Saturday, May 21, 2011

...ending in a Child's Giggle.


When I was 16, going on 17, and was lucky enough to have squeezed into the only High School Philosophy class in the district, I used to drive my best buddy nuts with it. Our periods of walking his dog, or walks to school became sessions of deep philosophical discourse.


On one such spring evening stroll, with Beagle in tow, my pal and I discovered a "proof " for the existence of God. I can't for the life of me remember what we had come up with, but it was real "tear producing " discovery at the time. I was ecstatic. The first thing I thought to do was call my philosophy teacher.


Now, this was a Saturday night, not a school night, tomorrow was Sunday, a whole day away from school, and I couldn't wait. I had to call Mr. Curtin. He was probably my most inspiring teacher. I have written of him before. He was the teacher who inspired me to look into philosophy in the first place, when I was about 15.


It was not so much that I wanted to show off to him that we had "proven " God, or that I was somehow "kissing up ", but in my naivety, I had a genuine belief that, now that I had proven God, he would certainly want to know!


He was, to my grateful relief, not unhappy that I called. We discussed my findings, and I was a bit deflated to find that Anselm had had similar findings centuries before. He also inserted a poser: "If indeed you boys have proven God; how would you prove he was "good"?"


Recalling that incident, I am reminded that in the spiritual "journey " we will be given many "revelations ". Some will seem new, but are actually glimpses into a common consciousness. But in spite of being common revelations, they are "revelations " just the same, and "experienced " through this body/mind as expressions of the movement of Love, the Absolute. Old "truths " are being "experienced " and becoming "our " old truths.

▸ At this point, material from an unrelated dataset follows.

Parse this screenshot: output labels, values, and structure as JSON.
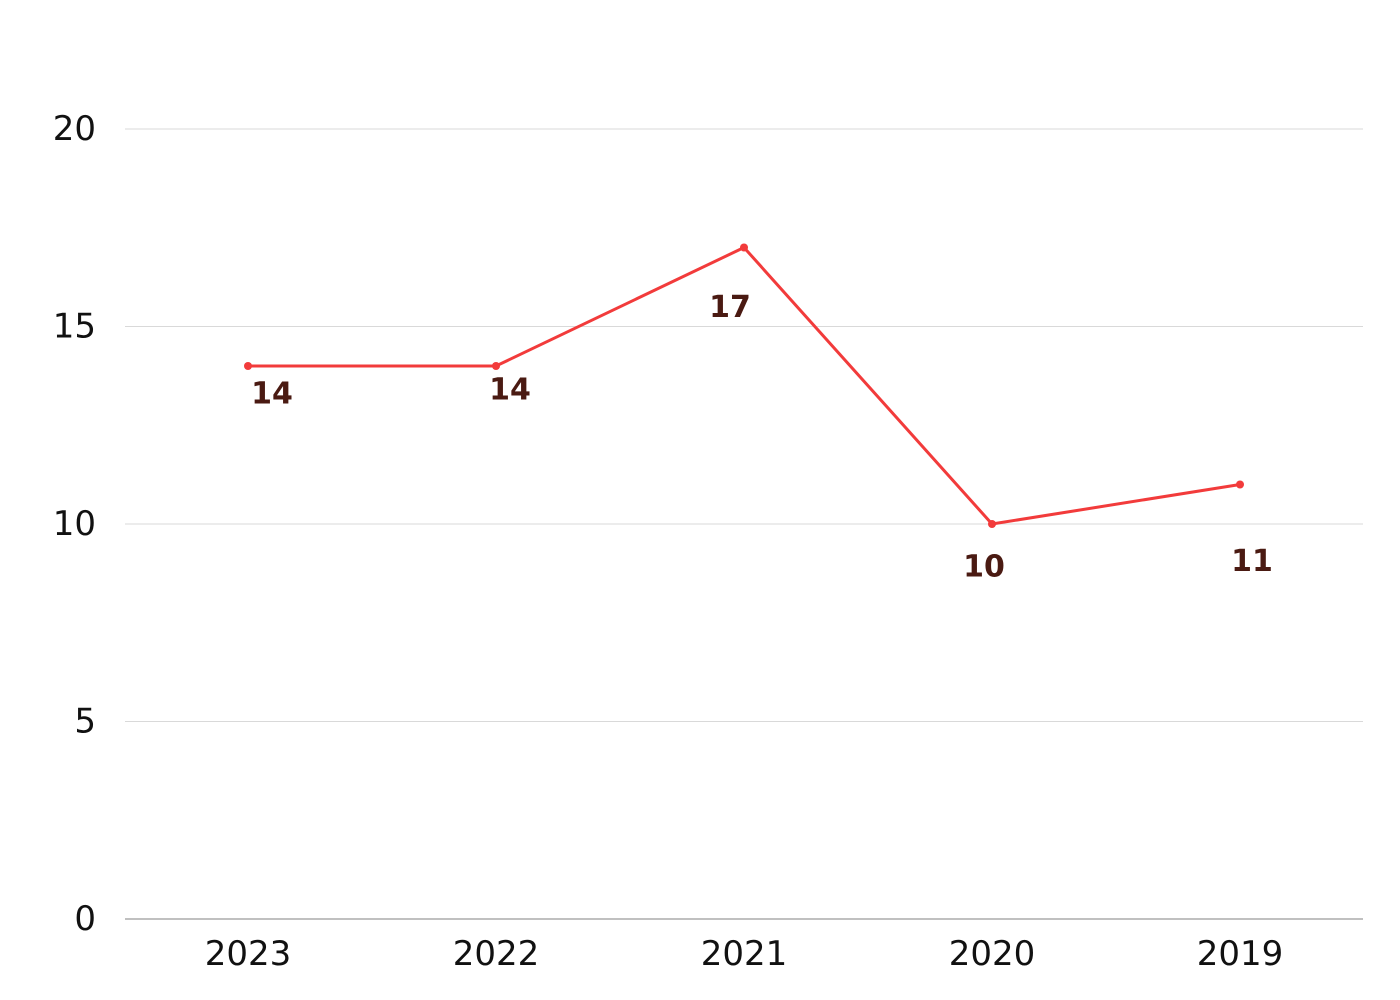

I am also reminded of how the last question my philosophy teacher posed; "How would you prove that god is "good "?, became a question I would ponder much of my life. Ponder, that is, until I discovered that the only "answer" was to delve into it so deeply that I "became " the answer. In that silence an "infilling " gave the answer and removed the need for the answer, in one unfolding that starts with awe and ends in a child's giggle.